Personal information
- Full name: Carl Bennett
- Date of birth: August 9, 1961 (age 64)
- Place of birth: Seattle, Washington, U.S.
- Position: Defender

Senior career*
- Years: Team / Apps / (Gls)
- 1980-1981: Dallas Tornado / 11 / (0)
- 1981–82: Tampa Bay Rowdies (indoor) / 11 / (0)
- 1982: Tampa Bay Rowdies / 1 / (0)
- 1983: Carolina Lightnin' / 1 / (0)

International career
- 1979: United States U19 / 2 / (0)

= Carl Bennett (soccer) =

American soccer player

Carl Bennett (born August 9, 1961) is an American retired professional soccer player.

==Career==
A native of Seattle, Bennett spent two seasons with the Dallas Tornado of the North American Soccer League.
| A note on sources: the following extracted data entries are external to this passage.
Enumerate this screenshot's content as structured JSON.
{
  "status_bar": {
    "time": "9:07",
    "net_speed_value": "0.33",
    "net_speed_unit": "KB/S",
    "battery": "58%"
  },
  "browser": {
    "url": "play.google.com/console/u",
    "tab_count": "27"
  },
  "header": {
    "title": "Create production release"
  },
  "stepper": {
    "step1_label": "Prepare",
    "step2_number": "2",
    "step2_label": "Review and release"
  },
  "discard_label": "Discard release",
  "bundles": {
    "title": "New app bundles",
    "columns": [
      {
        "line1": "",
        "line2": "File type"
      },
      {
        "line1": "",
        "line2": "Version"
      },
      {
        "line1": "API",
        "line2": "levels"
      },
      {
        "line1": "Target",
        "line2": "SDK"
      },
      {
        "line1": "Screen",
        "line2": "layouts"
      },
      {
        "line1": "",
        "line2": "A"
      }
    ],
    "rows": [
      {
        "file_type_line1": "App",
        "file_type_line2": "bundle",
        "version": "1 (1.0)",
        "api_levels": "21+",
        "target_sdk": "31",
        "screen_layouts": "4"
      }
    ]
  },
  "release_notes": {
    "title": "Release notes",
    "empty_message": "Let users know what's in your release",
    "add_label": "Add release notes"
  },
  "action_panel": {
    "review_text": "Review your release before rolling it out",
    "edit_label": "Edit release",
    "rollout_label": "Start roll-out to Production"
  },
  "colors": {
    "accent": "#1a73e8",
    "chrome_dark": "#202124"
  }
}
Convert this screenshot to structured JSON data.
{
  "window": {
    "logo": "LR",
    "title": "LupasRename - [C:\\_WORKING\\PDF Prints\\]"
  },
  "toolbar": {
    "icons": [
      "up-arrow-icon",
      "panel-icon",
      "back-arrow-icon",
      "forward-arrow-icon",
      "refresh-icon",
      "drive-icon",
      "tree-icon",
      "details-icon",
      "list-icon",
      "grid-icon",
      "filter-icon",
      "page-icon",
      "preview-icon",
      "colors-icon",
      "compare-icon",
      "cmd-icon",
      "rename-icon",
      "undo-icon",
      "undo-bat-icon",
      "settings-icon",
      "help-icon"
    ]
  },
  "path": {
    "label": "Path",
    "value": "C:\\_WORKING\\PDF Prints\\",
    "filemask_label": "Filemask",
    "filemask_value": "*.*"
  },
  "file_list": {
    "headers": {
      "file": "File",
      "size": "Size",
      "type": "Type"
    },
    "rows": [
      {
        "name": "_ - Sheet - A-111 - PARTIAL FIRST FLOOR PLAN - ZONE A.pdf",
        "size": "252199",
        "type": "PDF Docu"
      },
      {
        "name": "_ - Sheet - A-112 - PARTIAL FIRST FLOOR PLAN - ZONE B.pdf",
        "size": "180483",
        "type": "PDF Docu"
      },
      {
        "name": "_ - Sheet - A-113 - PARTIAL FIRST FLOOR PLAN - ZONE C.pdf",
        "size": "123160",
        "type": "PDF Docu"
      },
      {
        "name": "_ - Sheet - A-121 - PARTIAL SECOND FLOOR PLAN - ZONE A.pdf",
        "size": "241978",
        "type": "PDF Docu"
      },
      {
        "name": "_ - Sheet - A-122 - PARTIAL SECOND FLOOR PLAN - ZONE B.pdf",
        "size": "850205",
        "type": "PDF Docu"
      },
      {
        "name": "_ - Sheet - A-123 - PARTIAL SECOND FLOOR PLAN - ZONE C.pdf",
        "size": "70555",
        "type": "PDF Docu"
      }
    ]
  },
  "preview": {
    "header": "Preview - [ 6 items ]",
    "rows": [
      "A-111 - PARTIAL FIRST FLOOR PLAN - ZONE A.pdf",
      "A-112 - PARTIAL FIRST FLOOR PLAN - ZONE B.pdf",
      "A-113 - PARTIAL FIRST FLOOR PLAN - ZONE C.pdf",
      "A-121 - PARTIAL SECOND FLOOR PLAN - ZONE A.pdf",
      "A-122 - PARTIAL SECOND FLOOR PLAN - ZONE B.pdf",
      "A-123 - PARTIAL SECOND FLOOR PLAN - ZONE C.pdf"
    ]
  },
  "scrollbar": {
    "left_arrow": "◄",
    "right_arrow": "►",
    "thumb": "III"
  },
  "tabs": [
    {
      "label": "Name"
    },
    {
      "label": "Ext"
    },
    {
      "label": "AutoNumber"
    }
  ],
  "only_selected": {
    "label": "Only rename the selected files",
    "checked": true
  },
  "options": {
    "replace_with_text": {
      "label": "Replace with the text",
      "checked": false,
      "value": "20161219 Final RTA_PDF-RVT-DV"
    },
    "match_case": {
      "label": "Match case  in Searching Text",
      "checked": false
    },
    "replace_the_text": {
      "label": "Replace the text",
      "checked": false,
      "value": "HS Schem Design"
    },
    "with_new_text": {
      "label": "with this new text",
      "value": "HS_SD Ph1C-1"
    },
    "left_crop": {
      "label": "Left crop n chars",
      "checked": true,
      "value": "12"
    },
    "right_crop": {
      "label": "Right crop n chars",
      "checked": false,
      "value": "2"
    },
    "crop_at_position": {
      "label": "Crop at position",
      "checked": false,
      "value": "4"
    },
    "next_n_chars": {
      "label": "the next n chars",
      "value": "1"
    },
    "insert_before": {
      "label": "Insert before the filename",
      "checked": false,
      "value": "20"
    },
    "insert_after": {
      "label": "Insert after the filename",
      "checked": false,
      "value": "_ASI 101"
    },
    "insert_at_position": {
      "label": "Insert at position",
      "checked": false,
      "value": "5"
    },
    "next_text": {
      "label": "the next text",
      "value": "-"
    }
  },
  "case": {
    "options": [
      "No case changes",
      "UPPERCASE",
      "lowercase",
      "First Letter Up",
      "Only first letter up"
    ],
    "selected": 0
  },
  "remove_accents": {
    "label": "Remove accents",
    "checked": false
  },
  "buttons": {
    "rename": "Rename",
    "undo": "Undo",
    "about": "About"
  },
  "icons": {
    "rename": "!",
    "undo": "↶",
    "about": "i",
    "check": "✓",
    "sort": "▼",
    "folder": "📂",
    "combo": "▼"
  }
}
When the team was merged with the Tampa Bay Rowdies shortly after the 1981 season, he was one of several Tornado players Tampa Bay chose to retain. An unfortunate string of knee injuries limited his playing time and the Rowdies ultimately released him at the start of the 1983 season. Upon his release the Carolina Lightnin' of the American Soccer League quickly picked Bennett up, but he suffered yet another injury in his first appearance, and by mid-June was released to make roster space for another player. In 1984, Bennett suited up for the Oklahoma City Stampede of the United Soccer League.

As a youth, Bennett made two appearances for the United States U19 squad.